I have the aluminium version on my Truggy and though slower as advertized it is a good servo. I don't know how well the plastic housing will stand up to that torque though.
God that's awesome can you run it straight from the receiver?
You probably could but your BEC might struggle to run your drive and that, you can get a separate BEC or just run it straight from a 2s Lipo like i am, neither will be that expensive.
I can recommend this monster: http://www.hobbyking.com/hobbyking/s...arehouse_.html
These are what power the pay-to-drive Kinematic Events lifters/flippers. Cheap and seemingly solid. You will need a separate BEC capable of 5a or more to power it or others.

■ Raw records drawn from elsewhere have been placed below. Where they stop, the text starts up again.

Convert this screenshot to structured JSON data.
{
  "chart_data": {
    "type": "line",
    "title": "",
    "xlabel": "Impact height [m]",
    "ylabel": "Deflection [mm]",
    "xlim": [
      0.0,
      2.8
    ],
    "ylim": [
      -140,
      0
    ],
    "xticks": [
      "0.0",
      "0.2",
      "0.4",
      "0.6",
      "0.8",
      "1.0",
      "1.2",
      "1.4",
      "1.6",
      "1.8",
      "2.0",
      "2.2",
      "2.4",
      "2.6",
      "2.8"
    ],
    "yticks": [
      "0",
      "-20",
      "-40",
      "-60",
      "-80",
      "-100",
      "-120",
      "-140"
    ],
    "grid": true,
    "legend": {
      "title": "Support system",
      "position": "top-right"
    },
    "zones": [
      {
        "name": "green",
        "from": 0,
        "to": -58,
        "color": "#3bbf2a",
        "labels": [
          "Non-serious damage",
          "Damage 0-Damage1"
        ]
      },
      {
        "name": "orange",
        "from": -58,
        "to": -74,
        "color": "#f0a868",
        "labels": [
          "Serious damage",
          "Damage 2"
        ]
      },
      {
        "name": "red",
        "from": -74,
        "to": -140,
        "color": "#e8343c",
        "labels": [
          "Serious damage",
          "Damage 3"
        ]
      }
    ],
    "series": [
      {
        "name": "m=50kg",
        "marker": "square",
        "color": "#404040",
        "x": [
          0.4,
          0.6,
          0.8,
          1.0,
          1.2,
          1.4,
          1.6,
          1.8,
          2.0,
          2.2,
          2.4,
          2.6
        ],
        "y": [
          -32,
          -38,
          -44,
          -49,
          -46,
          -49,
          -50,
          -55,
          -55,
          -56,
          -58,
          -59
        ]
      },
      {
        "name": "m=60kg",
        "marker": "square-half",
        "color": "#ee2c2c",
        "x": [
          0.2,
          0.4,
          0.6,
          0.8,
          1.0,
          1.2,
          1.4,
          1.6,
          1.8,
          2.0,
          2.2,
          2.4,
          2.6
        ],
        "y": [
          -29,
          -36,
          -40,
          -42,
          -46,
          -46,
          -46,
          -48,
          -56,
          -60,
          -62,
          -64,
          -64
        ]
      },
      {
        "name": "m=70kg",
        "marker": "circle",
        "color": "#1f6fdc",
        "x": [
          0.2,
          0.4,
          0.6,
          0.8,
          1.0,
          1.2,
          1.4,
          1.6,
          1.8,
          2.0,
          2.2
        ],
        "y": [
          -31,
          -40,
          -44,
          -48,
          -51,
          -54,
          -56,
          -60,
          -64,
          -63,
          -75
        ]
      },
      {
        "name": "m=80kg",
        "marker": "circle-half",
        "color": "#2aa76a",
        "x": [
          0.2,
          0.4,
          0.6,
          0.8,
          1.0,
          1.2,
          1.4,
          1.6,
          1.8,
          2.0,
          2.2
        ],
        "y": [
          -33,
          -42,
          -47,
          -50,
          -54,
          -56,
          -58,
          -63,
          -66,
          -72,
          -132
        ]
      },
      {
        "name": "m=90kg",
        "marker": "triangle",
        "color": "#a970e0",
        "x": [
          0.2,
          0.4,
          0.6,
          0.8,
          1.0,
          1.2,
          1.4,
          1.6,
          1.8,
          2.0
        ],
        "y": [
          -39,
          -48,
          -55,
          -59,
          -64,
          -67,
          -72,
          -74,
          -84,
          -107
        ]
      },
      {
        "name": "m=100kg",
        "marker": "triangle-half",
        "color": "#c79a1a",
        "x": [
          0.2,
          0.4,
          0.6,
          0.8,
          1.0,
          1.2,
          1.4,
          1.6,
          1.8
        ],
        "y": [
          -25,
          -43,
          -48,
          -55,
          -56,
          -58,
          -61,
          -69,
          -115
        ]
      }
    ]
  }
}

I was looking at one of those but it seemed a bit slow, I've driven your pay to drive robots a fair bit and the flippers are actually rather quick, i believe you used springs to help them along though? which is something i can't really do in my design.
I did, but those were for self-righting aid. The flipper didn't really change speed with the springs (maybe fractionally). The servos were at essentially 1:1 to the flipper, so on the ~80deg range that's barely 0.3s from end to end. Still fairly snappy.
Also the springs were actually very simple in the end. A pair of torsion springs from small pound-shop plastic grips, in-line with the flipper pivot. They just float there. This can work for 4-bars and rear-hinged designs too - a terrible picture.
Oh cool ok . giving the receiver its own power seems like the easiest way to power the beefy servo.
A small thread high jacking here sorry.
Looking at pulleys for both ants and beetles is technobots and beltingonline the way to go or do people here lathe their own and sell to other roboteers? Or is that just too much hassle and expensive anyway?